Wednesday, May 1, 2013
Right back in fashion
Pablo Zabaleta was taken aback by the recognition of his excellence. The Argentine used to be Manchester City's best-kept secret, valued by his team-mates and the supporters but ignored by a wider audience. Not any longer. Despite the considerable challenge of Manchester United's Rafael da Silva, Zabaleta was named the Premier League's best right-back by his fellow professionals.
"Truly humbled to be included within the PFA Team Of The Year," the City vice-captain tweeted. "It's an honour to play and be named alongside such great players." And so it is. But perhaps not quite the honour Zabaleta imagined.
Examine the list of his predecessors and they fall into the category of the good, rather than the great. Gary Neville was his peers' pick six times, a total beaten only by Steven Gerrard in the Premier League era, and was also named in the team selected to mark the division's 20th anniversary. In part, that was a sign of his consistency and professionalism. Yet it was also a reflection of the lack of competition.
Consider some of the others who won the players' vote in previous years: David Bardsley, who only won two England caps and even they came in the dark days under Graham Taylor; Gary Kelly, who was no longer even first choice for his club less than two years after he was officially the Premier League's foremost player in his position in 1999-2000; Bacary Sagna, who is threatening to emulate him in unwanted fashion after his awful performance for Arsenal on Sunday; and, worst of all, Pascal Chimbonda.

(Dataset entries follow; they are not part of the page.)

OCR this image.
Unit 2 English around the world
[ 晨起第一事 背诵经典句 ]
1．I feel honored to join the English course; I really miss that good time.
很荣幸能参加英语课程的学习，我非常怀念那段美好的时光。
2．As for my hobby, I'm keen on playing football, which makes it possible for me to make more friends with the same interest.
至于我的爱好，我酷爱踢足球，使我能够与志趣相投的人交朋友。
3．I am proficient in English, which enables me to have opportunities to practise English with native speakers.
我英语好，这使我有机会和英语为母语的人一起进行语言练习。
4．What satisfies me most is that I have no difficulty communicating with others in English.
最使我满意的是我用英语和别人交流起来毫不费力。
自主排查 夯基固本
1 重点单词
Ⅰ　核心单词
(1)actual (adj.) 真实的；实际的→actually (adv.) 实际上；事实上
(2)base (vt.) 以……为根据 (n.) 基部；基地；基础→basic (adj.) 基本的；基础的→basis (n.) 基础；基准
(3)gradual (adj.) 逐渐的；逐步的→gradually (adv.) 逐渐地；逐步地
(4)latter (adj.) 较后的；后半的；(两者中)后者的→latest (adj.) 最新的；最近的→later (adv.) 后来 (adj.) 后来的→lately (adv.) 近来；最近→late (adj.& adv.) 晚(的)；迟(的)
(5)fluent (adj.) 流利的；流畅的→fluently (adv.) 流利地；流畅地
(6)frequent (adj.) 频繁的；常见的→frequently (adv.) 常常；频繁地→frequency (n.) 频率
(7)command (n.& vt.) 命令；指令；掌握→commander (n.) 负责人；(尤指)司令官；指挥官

During the 2005-06 season, Chimbonda seemed to epitomise Wigan. An enterprising unknown, he was a newcomer who took naturally to the Premier League. And yet if his year is remembered, it is probably because he produced a transfer request, which he had stored in his sock, minutes after the final game of the campaign. Chimbonda duly secured a series of lucrative moves. On the pitch, however, he never hit such heights again. He went from being the division's finest right-back to the second or third best at Tottenham, Blackburn and Sunderland.
His swift fall from grace highlights the indifferent nature of the right-back, often the least distinguished member of the PFA's select XI. Because, while Ruud Gullit famously said "a goalkeeper is a goalkeeper because he can't play football", there has long been an English assumption that a right-back is a right-back because he is not good enough to operate anywhere else. This was the place on the pitch where the least talented player was often found; whereas, because of the paucity of left-footers, some major talents remained at left-back, a gifted right-footer coveted a more prestigious position: often in the middle of defence or midfield, sometimes on the right wing. When he got his move, someone less able played right-back.
Think of the men who could be called the great lost English right-backs: Gerrard, outstanding as a right wing-back for part of Liverpool's 2005 Champions League final; David Beckham, whose stamina and crossing, if not his habit of mistiming tackles, could have equipped him for the role of a raiding right-back; Rio Ferdinand, whose assurance in possession and pace, in his younger days, could have made him a natural. Instead, all were earmarked for more prestigious berths in the team.
Jamie Carragher and Phil Jagielka did spend some of the early years of their careers at right-back without hiding a preference to play centrally; Micah Richards, though better suited to the duties on the flanks, wants to follow suit. Phil Jones can play in three positions but is expected to gravitate to a position elsewhere. Phil Neville decided he preferred the greater involvement life at the heart of the team offered. Only his brother Gary stayed put and even then, there was the assumption upon his emergence that he would mature into a central defender.
Perhaps, however, there is a belated sea change in attitude. Playing right-back is no longer the short straw or the graveyard shift. Call it the Dani Alves effect, perhaps, but now full-backs have become more fashionable. The emphasis has switched from solidity to speed. They are expected to be more athletic and adventurous. Because of a broader shift in tactics and the rise of the defensive midfielder, they are afforded a freedom many of their team-mates do not have. It is not uncommon to see the full-backs - an ever more inappropriate term - among the most advanced players on the pitch.
This is nothing new in South America, in particular. Rafael is the inheritor of a Brazilian tradition of gung-ho right-backs who, given the national fondness for a 4-2-2-2 formation, had to provide the width. Josimar, Jorginho and Cafu were confirmed crowd pleasers long before Alves and Maicon maintained the habit of speedy surges along the touchline. The Argentine Zabaleta, too, is from a country where wingers are rarer and where, as Javier Zanetti showed, there is nothing wrong in being a right-back.
If the indefatigable South Americans are showing the way, the English may follow. Glen Johnson seems content with life as a forward-thinking right-back. The younger generation of Kyle Walker and Matthew Lowton, plus the Irishman Seamus Coleman, do not seem to see the full-back's position as a stepping stone to another spot in the side. Rather their skills make them suited to be modern-day right-backs, dynamic players who are excellent attacking outlets. As the role becomes more glamorous, perhaps it will attract a higher calibre of applicant.